Au milieu du Xe siècle, le calife de Cordoue célèbre avec éclat la fête chrétienne de la Saint-Jean en organisant des courses de chevaux ; Tolède conserve, sous la domination musulmane, des archevêques catholiques. Au XIIe siècle, Maïmonide, rabbin, philosophe et médecin (1135-1204), a toute liberté pour exercer son art et publier ses œuvres à Cordoue, en terre d'Islam.

De l'autre coté de la frontière, autour de l'année 875, le roi de Léon (cf. carte, p. 11) envoie son fils, le futur Ordono II, compléter son éducation auprès de l'émir musulman de Saragosse. Après la reconquête de Tolède, en 1085, Alphonse VI (1042-1109), roi de Castille, se proclame « empereur des deux religions » (chrétienne et musulmane). Alphonse X (1252-1284) projette d'ouvrir à Murcic une université (medersa) commune aux chrétiens, aux musulmans et aux Juifs. Au XIIIe siècle encore, Tolède passe pour la Jérusalem des Juifs d'Espagne : elle compte de splendides synagogues, qu'on peut admirer aujourd'hui sous leur nom chrétien de Santa Maria la Blanca et Nuestra Senora del Transito.

Ces quelques exemples témoignent de l'originalité de la Péninsule ibérique qui, de 711 (date du débarquement des premiers contingents musulmans sur les côtes de la péninsule ibérique) à 1492 (année où les Rois Catholiques entrent en vainqueurs dans Grenade, capitale du dernier émirat), s'est trouvée partagée politiquement et culturellement entre deux civilisations : l'Orient musulman et l'Occident chrétien ; à la charnière de ces deux mondes, une minorité juive a réussi à subsister. On a parfois tendance à idéaliser cette situation : les trois religions du Livre auraient vécu, sinon en bonne intelligence, du moins dans le respect réciproque, les souverains musulmans ou chrétiens ayant eu la sagesse de ne pas imposer leur foi par la force. Qu'en est-il exactement ? L'Espagne médiévale mérite-t-elle de demeurer dans l'histoire comme un modèle de tolérance et de pluralisme culturel ?

Les envahisseurs du VIIIe siècle étaient, dans leur grande majorité, des Berbères à peine islamisés. Les Arabes proprement dits auraient été au nombre de trente mille à cinquante mille. La masse de la population ne s'est convertie à l'Islam que tardivement. C'est que les conquérants, des guerriers en quête de butin, ne font guère de prosélytisme religieux. Ils laissent subsister en territoire musulman les Juifs qui s'y trouvent, ainsi que d'importantes communautés de chrétiens, les mozarabes. La Reconquête chrétienne, d'autre part, n'a pas été un combat ininterrompu.

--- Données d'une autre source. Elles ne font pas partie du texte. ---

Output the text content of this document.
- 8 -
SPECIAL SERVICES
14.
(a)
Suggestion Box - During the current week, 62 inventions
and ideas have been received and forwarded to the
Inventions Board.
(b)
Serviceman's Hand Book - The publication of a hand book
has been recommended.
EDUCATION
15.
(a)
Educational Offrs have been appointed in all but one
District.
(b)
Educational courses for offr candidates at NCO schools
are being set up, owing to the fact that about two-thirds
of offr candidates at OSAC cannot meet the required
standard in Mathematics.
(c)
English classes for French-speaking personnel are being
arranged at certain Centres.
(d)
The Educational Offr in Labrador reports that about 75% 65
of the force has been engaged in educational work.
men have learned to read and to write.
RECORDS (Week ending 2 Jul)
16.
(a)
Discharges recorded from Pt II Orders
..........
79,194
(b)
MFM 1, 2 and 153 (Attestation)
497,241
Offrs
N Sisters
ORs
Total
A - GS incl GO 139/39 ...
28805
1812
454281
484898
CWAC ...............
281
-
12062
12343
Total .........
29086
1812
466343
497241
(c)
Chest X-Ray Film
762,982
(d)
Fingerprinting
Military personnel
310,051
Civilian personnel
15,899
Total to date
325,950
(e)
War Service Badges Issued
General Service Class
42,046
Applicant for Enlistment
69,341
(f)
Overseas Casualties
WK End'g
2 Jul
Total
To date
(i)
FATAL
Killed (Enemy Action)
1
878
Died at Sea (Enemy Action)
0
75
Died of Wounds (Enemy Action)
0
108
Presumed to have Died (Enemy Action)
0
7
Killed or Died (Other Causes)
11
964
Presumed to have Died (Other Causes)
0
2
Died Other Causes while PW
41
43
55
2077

Le mot suggère deux idées complémentaires : celle d'un territoire à libérer d'une domination étrangère, celle d'un combat pour la foi. Or, de ces deux aspects, le premier l'emporte d'un bout à l'autre : les Maures sont considérés comme des usurpateurs, même si l'on est souvent obligé de composer avec eux.

On s'abuserait en outre si I'on imaginait que les chrétiens ont eu, dès le début, une conscience nette des objectifs à atteindre. Car, au lendemain de la conquête musulmane, il n'y a plus de pouvoir politique dans l'Espagne catholique ; la monarchie wisigothique, établie en Espagne depuis le VIe siècle, a été balayée, ses cadres anéantis ou dispersés. Ce n'est que dans la seconde moitié du XIe siècle que la bataille de Covadonga (722), coup d'arrêt porté à la progression des Maures dans les Asturies, est devenue le symbole de la résistance, le point de départ d'une grande entreprise.

Cette résistance s'inscrit alors dans une perspective historique : la reconstitution de l'unité politique d'une péninsule libérée des Maures, et cette perspective est l'œuvre de moines mozarabes qui, fuyant al-Andalus [1], avaient trouvé asile dans le royaume des Asturies. C'est là que naît l'idée de Reconquête, c'est-à-dire l'ambition de rendre la péninsule à ceux qui se considèrent comme ses propriétaires légitimes. Cette Reconquête s'accompagne d'un double mouvement de population : on expulse les occupants et on les remplace par des colons venus du nord. On n'autorise qu'exceptionnellement les musulmans à rester sur place.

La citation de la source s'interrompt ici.